CVP EXCLUSIVE: Authorities suspect pepper spray was released during a party last night at a gym attached to a Dumont church, drawing a mass casualty response by a host of local and county emergency agencies, CLIFFVIEW PILOT has learned.
- YOU READ IT HERE FIRST: Dumont Police Chief Joseph L. Faulborn told CLIFFVIEW PILOT this afternoon that an 11-year-old boy who didn’t realize the possible consequences of what he was doing was responsible for releasing pepper spray during a Saturday evening dinner at a Dumont church that sent two people to the hospital and sickened dozens of others. READ MORE….
Two victims were taken to Englewood Hospital after 50 people — including a responding police officer — found themselves having either trouble breathing, chest pains or sore throats, authorities said this afternoon.
The 10 p.m. incident at a hall next to the Living Word Community Church on East Madison Avenue last night drew a huge response, including mass casualty buses and vehicles that hold beds and equipment.
Authorities began suspecting pepper spray after readings by hazardous materials units from New Milford, Paramus and Bergen County turned up no airborne hazards.
It was during those tests that a police officer began coughing.
“He said it felt the same as if he’d inhaled pepper spray,” Dumont Fire Chief Matthew Banta told CLIFFVIEW PILOT .
Meanwhile, he said, three dozen of so other attendees outside began exhibiting similar symptoms.
No suspects had been identified this afternoon.

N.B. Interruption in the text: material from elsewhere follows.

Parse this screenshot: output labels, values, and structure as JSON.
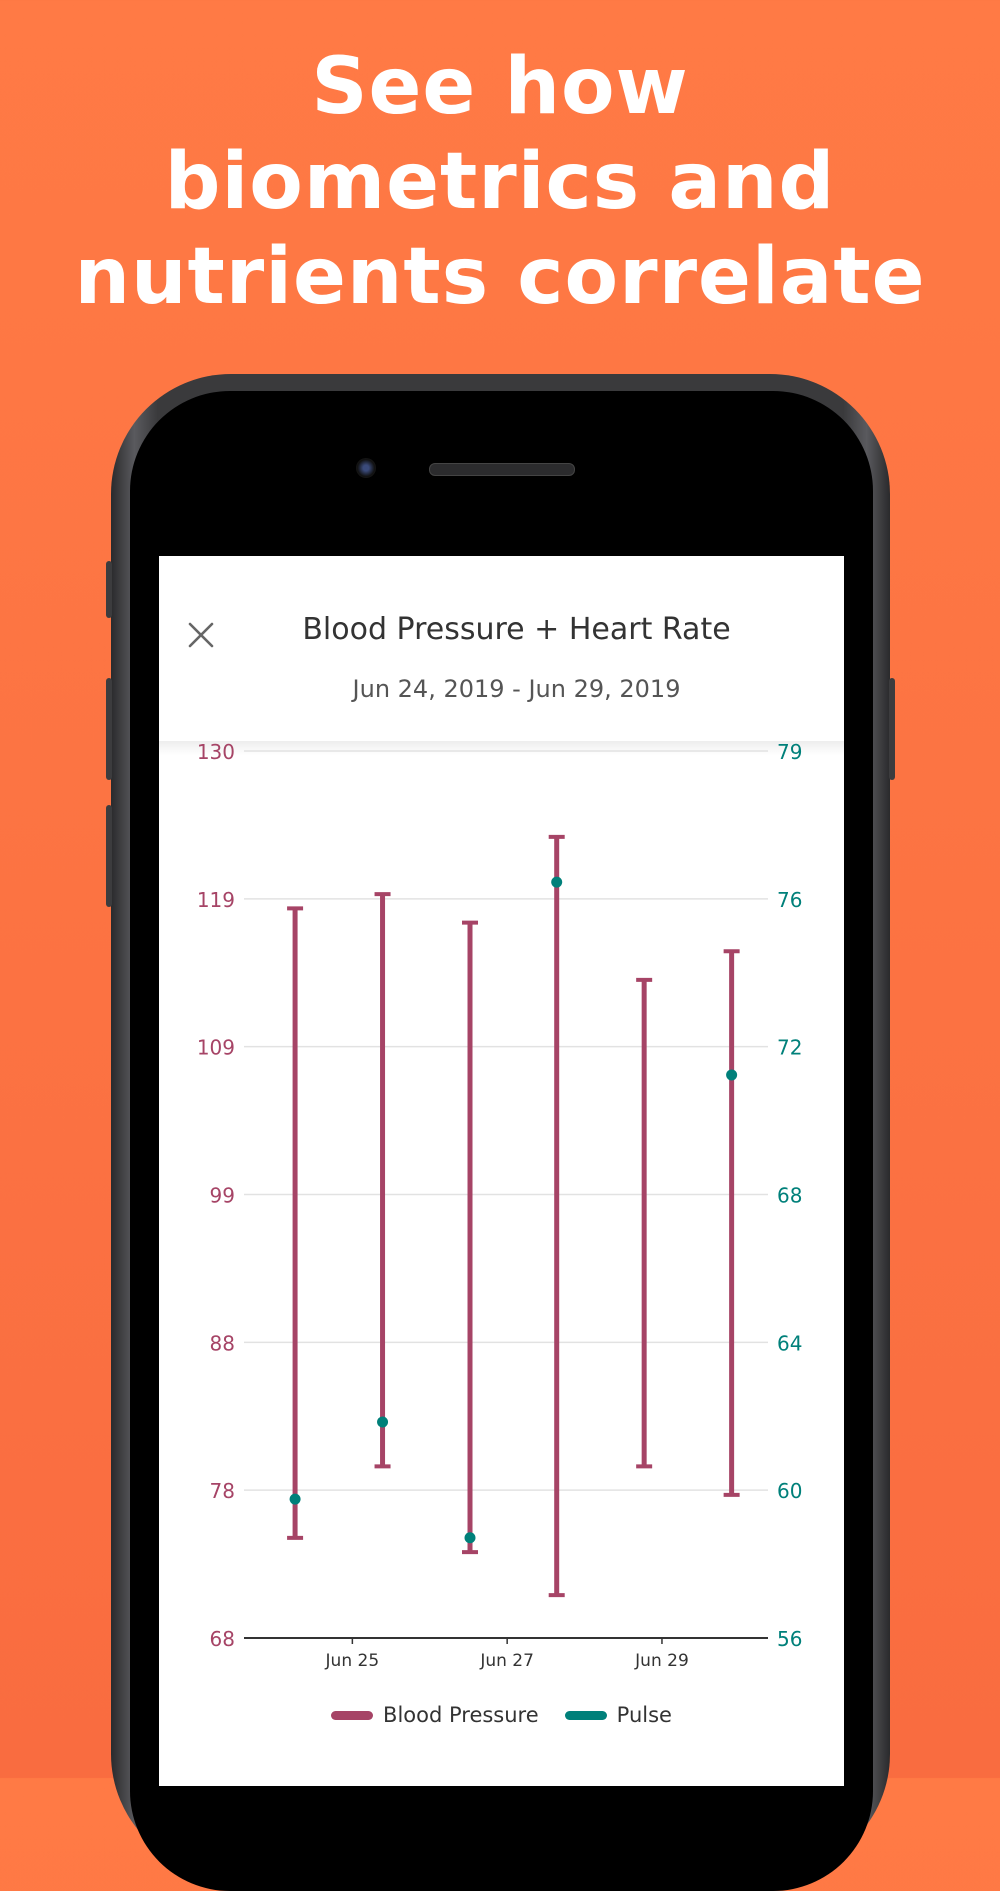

All told, nearly four dozen people were treated at a makeshift triage area that included mass casualty units from Englewood Hospital and The Valley Hospital, which sent its Ambulance Bus 4.

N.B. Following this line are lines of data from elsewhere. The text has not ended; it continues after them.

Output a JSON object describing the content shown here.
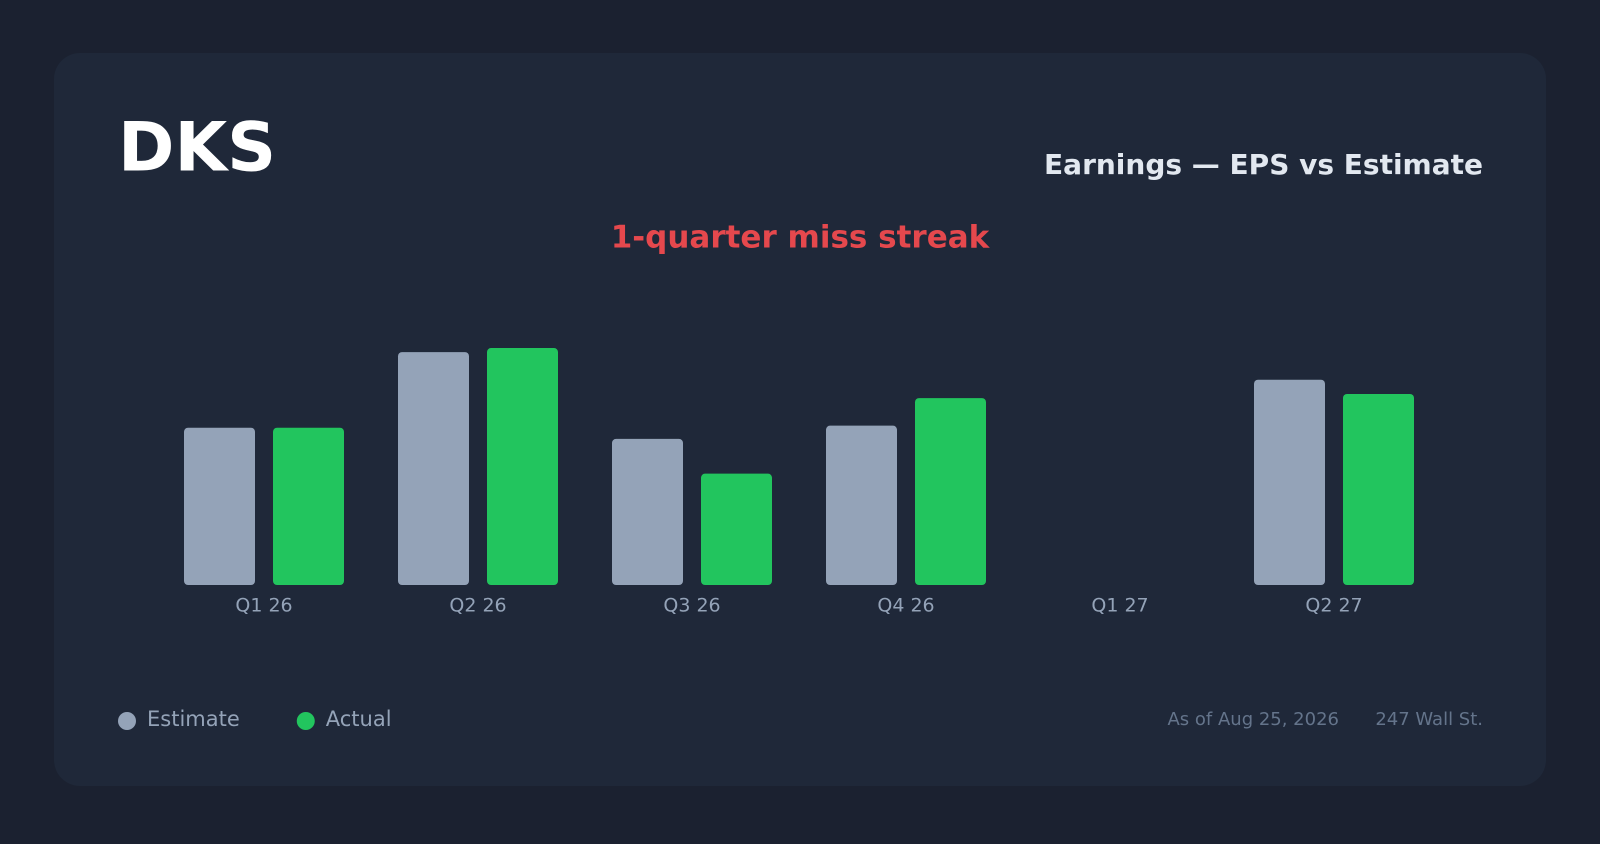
{
  "chart_data": {
    "type": "bar",
    "title": "DKS",
    "subtitle": "Earnings — EPS vs Estimate",
    "annotation": "1-quarter miss streak",
    "categories": [
      "Q1 26",
      "Q2 26",
      "Q3 26",
      "Q4 26",
      "Q1 27",
      "Q2 27"
    ],
    "series": [
      {
        "name": "Estimate",
        "color": "#94a3b8",
        "values": [
          1.54,
          2.28,
          1.43,
          1.56,
          null,
          2.01
        ]
      },
      {
        "name": "Actual",
        "color": "#22c55e",
        "values": [
          1.54,
          2.32,
          1.09,
          1.83,
          null,
          1.87
        ]
      }
    ],
    "ylim": [
      0,
      2.8
    ],
    "grid": false,
    "as_of": "As of Aug 25, 2026",
    "source": "247 Wall St."
  }
}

Paramedic units from both hospitals joined ambulance crews from Bergenfield, Cresskill, Englewood, Haworth, River Edge, Teaneck and Tenafly.
The New Milford Volunteer Ambulance Corps sent two rigs.
“It was a little more than a half-dozen people at first,” Banta told CLIFFVIEW PILOT . “Dumont police were there right away and got everyone outside quickly.
“Except for those affected, it served in the long run as a drill that showed how well emergency responders work.
“You don’t know all the resources we have in the county until there’s an emergency,” the chief said, citing the local agencies, hospitals and, particularly the Bergen County Office of Emergency Management.